Last week, the Senate Judiciary Committee voted, for a third time, to advance the dangerous EARN IT bill (S. 1207)—a law that could lead to suspicionless scans of every online message, photo, and hosted file.
In the name of fighting crime, the EARN IT Act treats all internet users like we should be in a permanent criminal lineup, under suspicion for child abuse. If enacted, EARN IT will put massive legal pressure on internet companies both large and small to stop using true end-to-end encryption and instead scan all user messages, photos, and files.
The bill could now be voted on by the full Senate at any time, or worse, included as part of a different “must-pass” legislative package. We need you to contact your representatives in Congress today to tell them to voice their opposition to this bill, along with the STOP CSAM Act - another piece of legislation before the Senate Judiciary Committee that would treat all encrypted messages as possible evidence of a crime.

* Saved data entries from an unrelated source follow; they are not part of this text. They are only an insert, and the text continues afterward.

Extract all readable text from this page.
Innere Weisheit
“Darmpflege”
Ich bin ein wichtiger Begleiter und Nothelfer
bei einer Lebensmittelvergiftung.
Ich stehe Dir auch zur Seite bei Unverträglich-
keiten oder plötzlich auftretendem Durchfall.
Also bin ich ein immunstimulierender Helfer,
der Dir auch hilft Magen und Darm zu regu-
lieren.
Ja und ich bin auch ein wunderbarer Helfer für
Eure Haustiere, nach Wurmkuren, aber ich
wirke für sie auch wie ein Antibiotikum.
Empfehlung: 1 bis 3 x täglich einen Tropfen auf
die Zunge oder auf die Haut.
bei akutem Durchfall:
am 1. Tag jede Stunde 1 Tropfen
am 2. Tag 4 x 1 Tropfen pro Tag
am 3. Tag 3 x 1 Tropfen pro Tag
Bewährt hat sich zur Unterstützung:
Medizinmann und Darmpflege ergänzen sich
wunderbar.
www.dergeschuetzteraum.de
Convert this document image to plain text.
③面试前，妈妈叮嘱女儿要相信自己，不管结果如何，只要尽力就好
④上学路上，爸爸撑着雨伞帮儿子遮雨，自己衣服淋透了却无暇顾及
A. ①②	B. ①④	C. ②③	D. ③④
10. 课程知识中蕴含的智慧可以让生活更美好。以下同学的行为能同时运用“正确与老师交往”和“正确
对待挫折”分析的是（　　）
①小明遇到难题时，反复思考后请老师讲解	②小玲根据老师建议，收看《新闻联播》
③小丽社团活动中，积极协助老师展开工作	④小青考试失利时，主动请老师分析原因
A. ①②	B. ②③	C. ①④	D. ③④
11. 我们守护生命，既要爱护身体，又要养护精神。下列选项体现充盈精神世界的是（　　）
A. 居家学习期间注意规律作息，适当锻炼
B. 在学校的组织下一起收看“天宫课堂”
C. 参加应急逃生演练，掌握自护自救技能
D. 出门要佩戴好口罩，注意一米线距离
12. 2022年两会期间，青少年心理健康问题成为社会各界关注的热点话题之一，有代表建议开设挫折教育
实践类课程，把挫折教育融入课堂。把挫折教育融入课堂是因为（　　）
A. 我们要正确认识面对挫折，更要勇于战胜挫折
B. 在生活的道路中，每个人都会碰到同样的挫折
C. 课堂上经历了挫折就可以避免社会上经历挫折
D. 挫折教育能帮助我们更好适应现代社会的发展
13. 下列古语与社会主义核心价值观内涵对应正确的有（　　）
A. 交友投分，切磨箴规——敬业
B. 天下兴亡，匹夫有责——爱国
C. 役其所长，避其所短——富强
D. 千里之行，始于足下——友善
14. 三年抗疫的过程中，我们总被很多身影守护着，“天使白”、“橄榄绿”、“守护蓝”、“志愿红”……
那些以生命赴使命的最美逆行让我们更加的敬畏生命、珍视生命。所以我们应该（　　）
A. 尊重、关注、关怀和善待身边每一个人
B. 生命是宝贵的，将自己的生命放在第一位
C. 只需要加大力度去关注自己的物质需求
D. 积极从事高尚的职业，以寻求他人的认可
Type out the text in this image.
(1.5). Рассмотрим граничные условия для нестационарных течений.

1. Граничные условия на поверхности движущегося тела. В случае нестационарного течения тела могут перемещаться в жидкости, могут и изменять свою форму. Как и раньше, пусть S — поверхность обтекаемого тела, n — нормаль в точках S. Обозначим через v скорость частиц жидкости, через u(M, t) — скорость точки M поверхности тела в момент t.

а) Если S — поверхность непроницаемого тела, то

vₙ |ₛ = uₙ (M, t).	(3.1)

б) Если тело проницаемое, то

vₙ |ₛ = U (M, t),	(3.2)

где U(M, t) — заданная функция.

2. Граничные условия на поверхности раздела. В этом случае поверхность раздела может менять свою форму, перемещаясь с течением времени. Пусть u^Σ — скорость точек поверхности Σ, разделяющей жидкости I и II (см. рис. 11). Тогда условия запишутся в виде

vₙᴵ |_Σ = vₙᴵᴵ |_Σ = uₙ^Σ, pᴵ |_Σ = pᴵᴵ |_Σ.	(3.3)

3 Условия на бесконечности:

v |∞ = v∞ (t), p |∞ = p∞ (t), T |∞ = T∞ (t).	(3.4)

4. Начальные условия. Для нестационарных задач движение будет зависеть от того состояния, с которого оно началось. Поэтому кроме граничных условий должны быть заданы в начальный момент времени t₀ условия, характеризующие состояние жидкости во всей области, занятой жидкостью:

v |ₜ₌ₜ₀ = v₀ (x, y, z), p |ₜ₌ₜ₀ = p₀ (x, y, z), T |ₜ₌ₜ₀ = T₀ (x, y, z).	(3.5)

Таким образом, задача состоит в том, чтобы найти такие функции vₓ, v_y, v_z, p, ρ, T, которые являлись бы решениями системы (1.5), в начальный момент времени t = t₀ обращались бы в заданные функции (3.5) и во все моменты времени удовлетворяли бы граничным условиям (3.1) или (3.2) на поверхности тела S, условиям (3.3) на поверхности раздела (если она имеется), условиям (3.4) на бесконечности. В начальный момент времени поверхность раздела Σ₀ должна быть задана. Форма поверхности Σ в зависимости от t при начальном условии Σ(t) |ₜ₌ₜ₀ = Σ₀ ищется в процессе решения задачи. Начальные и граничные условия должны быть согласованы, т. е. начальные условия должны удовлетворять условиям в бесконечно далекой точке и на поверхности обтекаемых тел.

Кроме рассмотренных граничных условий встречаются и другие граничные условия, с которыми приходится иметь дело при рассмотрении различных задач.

PROTECT OUR PRIVACY—STOP "EARN IT"
Bill Language Purporting To Protect Encryption Doesn’t Do The Job
Under pressure, the bill sponsors did add language that purports to protect encryption. But once you take a closer look, the text clearly leaves room to impose forms of “client-side scanning,” which is a method of violating user privacy by sending data to law enforcement straight from user devices before a message is even encrypted. EFF has long held that client-side scanning violates the privacy promise of end-to-end encryption, even though it allows the encryption process to proceed in a narrow, limited sense. We were pleased to hear that Senator Lee, raised similar concerns and actually offered suggestions to the sponsors, which he did in a previous session as well. That language was neither debated or adopted in this committee meeting.
We’re also glad to see that several other senators echoed these concerns about encryption as well as others raised by human rights groups throughout the U.S. and the world. Senator Padilla asked to enter a group letter opposing EARN IT from a coalition of 132 LBGTQ+ human rights organizations, including EFF and the Center for Democracy and Technology, into the record. Senator Padilla also spoke about how this bill could be used to target the communications of people seeking reproductive healthcare in a post-Dobbs era. Senator Booker raised several questions about the impact this bill would have on the security of vulnerable people as well as the need for Congress to promote stronger cyber security, not weaken it.
These concerns suggested the senators might not support the bill if it doesn’t strike a proper balance between fighting crime and user privacy.
But the current bill does not “strike a balance,” because there isn’t one to strike. The sponsors of the bill have made it clear they want to surveil user messages, either by forcing companies to break encryption protocols like in the EARN IT Act or the STOP CSAM Act, or by trying to force internet companies to report their users to law enforcement for other unfavorable conduct or speech.
We can still stop this bill, as well as the others, if there’s enough public pushback. We all have a right to privacy, and to use encrypted services to protect that privacy. Don’t let Congress take that away.